The car went through a series of sharp turns. Julia had to brace her shoulders and feet against the sides of the boot to stop herself being thrown about. A couple
of minutes later she felt the car bumping over an uneven surface. When it came to a stop, she had only a few seconds to prepare for what lay ahead. She made a conscious decision not to do anything rash. She felt weak and disorientated, in no state to take him on.
He opened the boot. Rain blew in over her face and she blinked, struggling to clear her vision as he loomed over her. He had discarded the glasses; he looked younger and thinner, but no less threatening. She could see in his eyes the arrogance of the man who had shot Carl Forester at point blank range. The man who had tried to kill her not once, but twice.
'Out!' he shouted, and stood back, pointing the gun at her.
She got to her knees and managed to climb out of the car. At first she was surprised by the rural setting, but when she saw the old redbrick farmhouse and the ramshackle outbuildings she had the first inkling of where they were.
He slammed the boot and marched her towards the house. A couple of times she stumbled on the muddy path, and in response he jabbed her with the gun.
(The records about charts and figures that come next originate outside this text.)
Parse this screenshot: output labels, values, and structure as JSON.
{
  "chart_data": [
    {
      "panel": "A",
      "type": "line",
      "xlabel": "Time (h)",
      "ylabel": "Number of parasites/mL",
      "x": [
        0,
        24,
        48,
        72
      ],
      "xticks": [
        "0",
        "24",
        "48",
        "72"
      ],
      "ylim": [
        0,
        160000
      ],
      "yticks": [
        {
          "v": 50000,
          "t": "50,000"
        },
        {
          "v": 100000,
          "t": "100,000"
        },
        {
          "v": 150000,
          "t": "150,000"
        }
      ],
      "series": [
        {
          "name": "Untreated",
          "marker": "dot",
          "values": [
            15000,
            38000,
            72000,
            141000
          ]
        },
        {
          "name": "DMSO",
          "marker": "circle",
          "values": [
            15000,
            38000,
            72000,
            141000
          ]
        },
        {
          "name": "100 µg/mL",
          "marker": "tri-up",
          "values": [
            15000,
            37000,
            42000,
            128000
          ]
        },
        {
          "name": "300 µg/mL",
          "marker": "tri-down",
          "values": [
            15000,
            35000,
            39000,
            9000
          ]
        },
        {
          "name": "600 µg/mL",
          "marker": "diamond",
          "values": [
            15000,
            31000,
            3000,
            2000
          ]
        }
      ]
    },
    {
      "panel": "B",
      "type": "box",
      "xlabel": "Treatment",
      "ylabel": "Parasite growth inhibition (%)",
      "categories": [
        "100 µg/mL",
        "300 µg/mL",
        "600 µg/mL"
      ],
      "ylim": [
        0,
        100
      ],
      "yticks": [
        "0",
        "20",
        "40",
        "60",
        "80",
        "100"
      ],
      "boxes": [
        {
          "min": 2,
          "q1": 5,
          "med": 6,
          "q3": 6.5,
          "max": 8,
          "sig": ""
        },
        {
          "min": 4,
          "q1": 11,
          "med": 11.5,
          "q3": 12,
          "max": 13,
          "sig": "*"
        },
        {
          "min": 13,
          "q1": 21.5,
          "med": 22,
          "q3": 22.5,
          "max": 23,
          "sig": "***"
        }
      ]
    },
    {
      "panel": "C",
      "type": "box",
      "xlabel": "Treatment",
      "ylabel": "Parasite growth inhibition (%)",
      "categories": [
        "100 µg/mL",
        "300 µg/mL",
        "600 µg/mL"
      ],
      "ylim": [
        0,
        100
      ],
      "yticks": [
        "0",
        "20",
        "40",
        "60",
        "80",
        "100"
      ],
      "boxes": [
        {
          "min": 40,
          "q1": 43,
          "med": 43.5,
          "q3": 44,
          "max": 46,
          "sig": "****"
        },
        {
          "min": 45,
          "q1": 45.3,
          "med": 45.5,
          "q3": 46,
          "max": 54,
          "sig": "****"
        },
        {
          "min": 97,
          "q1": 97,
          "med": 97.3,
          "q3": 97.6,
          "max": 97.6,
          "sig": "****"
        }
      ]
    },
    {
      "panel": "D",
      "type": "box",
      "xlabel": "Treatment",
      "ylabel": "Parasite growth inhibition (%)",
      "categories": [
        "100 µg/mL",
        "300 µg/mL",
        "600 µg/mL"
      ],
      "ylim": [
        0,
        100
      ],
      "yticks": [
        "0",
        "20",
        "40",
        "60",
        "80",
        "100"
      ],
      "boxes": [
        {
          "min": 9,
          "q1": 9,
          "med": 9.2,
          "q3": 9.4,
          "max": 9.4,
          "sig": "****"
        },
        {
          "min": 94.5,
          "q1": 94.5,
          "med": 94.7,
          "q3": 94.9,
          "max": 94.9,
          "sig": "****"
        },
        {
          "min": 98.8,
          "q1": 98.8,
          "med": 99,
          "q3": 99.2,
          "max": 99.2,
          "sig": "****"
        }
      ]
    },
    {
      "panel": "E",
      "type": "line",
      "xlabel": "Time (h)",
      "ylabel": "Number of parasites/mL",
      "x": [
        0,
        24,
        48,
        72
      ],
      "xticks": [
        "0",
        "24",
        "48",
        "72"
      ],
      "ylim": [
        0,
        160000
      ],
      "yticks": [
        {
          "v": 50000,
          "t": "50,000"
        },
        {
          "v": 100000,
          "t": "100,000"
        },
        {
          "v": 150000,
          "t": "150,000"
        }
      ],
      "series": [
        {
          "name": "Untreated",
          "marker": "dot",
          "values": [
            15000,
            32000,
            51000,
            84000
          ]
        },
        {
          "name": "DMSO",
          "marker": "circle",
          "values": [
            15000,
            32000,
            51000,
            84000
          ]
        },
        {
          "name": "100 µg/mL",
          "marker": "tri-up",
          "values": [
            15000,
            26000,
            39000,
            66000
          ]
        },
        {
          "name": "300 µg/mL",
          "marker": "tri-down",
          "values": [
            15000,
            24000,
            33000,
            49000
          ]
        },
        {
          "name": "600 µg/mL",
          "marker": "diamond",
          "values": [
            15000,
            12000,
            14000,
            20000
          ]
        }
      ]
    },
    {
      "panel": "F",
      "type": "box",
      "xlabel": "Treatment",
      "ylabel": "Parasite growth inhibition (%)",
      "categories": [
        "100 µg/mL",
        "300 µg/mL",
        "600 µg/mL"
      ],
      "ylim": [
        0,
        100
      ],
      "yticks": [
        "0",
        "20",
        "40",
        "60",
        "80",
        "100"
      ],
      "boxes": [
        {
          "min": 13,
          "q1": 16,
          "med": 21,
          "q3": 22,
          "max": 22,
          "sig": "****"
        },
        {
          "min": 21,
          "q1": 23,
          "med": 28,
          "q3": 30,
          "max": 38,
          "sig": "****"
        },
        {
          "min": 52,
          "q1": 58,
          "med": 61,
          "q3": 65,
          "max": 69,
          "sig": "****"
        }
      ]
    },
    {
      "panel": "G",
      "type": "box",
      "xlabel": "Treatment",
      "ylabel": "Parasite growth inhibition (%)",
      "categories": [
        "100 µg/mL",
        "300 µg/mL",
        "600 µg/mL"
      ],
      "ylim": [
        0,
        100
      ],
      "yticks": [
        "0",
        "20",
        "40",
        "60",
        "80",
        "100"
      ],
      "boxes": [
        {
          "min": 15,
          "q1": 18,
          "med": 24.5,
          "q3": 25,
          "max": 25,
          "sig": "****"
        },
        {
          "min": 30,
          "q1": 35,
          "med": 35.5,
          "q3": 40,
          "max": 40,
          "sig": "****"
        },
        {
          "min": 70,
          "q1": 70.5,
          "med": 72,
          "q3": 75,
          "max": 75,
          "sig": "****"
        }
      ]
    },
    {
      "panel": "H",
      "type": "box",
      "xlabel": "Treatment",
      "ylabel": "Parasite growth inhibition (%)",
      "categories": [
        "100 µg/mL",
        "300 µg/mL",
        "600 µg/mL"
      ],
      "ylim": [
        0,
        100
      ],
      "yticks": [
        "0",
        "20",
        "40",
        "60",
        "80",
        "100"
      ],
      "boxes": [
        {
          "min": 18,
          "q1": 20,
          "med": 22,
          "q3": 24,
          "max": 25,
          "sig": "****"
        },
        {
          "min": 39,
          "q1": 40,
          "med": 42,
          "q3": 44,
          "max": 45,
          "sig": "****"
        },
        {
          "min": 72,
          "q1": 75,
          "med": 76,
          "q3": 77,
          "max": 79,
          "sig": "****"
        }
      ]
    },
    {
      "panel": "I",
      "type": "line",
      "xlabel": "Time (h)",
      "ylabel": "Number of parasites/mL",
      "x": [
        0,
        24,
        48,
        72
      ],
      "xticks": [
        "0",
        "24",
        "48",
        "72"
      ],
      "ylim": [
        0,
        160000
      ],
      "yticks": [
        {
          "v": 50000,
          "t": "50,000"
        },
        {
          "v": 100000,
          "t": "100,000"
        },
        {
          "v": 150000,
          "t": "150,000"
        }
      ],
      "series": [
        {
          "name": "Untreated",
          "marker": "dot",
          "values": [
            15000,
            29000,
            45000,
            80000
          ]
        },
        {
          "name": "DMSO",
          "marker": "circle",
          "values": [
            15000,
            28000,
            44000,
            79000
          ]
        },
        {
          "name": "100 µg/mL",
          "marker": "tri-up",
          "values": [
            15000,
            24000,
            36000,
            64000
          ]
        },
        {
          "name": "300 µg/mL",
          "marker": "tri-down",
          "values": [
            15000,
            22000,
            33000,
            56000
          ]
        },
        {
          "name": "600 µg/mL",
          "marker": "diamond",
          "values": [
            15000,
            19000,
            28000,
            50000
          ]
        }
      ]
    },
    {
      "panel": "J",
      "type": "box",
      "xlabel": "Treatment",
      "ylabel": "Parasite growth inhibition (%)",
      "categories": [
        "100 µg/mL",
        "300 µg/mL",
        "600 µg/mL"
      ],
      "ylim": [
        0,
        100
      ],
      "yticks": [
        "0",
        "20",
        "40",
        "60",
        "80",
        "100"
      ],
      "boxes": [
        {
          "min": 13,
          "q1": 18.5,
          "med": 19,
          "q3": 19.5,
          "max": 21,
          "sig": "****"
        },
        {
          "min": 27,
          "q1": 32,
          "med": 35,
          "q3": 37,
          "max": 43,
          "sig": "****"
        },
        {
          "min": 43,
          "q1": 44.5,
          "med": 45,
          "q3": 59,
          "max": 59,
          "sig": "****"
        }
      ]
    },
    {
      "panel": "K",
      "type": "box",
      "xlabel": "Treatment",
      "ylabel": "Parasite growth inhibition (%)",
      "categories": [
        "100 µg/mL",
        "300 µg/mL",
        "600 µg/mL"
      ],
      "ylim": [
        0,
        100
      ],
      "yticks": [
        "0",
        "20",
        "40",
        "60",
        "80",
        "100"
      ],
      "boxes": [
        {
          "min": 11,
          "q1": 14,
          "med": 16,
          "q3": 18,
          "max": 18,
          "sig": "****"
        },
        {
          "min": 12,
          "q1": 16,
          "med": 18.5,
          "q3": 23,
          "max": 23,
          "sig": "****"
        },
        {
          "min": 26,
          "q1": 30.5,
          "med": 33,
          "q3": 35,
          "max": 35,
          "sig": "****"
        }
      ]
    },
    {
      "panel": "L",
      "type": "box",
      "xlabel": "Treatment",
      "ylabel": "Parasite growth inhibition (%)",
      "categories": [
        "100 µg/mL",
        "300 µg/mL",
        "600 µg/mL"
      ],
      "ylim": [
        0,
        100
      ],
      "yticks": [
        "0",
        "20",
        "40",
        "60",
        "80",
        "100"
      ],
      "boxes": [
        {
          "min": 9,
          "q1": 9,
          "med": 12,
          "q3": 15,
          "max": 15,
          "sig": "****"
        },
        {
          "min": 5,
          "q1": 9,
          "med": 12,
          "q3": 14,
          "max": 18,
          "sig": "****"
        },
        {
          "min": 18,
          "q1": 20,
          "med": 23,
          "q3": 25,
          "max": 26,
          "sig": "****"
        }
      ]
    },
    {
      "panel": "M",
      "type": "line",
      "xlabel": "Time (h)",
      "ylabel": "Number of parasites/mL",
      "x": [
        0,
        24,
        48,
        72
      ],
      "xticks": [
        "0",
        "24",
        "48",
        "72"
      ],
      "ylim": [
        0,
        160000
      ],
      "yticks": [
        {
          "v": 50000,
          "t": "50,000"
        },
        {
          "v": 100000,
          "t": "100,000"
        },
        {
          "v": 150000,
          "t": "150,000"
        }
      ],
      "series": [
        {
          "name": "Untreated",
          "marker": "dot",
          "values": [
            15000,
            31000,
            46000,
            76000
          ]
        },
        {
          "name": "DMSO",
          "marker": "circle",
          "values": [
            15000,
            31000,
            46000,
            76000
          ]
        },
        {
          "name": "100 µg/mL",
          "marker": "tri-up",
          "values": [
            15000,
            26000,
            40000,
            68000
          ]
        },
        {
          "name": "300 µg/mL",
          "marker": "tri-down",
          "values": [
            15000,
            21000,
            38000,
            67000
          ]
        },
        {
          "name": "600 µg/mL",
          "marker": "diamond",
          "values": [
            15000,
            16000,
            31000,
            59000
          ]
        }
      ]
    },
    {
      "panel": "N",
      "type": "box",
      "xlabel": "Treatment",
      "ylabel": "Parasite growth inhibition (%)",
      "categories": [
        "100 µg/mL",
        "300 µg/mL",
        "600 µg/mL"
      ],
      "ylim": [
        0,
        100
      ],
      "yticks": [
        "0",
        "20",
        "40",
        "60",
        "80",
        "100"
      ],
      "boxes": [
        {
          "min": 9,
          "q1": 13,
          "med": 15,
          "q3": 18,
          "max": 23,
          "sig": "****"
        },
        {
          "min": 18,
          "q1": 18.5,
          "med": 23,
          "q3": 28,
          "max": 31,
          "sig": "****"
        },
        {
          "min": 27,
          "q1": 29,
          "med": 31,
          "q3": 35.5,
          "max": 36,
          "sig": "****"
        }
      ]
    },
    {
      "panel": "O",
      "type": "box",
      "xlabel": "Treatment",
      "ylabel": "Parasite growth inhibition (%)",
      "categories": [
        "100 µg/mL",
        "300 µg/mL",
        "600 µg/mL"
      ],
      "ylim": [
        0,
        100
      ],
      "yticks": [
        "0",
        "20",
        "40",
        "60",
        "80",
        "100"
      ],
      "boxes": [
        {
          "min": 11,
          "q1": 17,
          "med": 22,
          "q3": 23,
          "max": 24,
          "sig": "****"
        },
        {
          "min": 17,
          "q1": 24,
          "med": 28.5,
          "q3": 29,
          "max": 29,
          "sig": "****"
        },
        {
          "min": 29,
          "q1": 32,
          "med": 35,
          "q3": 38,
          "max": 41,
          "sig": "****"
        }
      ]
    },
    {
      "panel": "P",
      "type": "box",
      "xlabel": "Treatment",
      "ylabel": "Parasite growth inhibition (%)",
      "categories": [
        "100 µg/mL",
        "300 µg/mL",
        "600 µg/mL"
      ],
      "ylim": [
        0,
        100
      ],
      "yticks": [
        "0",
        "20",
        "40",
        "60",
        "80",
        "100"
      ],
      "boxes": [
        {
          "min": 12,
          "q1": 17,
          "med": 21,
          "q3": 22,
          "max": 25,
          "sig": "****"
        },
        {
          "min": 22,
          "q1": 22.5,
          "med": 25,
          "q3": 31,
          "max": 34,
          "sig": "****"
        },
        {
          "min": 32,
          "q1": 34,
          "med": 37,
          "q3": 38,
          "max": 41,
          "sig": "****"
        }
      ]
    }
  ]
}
'Is this the farm?' she said when they got to the house. Without answering, he bundled her inside. The internal doors were shut and the hallway felt cramped and cold. There was an unpleasant smell in the air. Something familiar. Something that reminded her of Chilton's church on 19 January. Before she could identify it, a far more powerful thought overwhelmed her.
'You killed my parents.'
He examined her closely. 'Why do you say that?'
'My father saw you with Carl, out in the woods. He put it in his diary.' She could feel control of her voice slipping away, her throat closing up. 'That's what you were looking for yesterday morning. The diary.'
He smiled. 'Quite the detective, aren't you?'
'George Matheson must have told you about it,' Julia said. 'He was the only one who knew.'
The killer tipped his head slightly, as if conceding the point. 'They were a loose end,' he said. 'They had to be dealt with.'
It took her a few seconds to comprehend that he was referring to her parents. He was admitting it. She shook her head, tears welling in her eyes.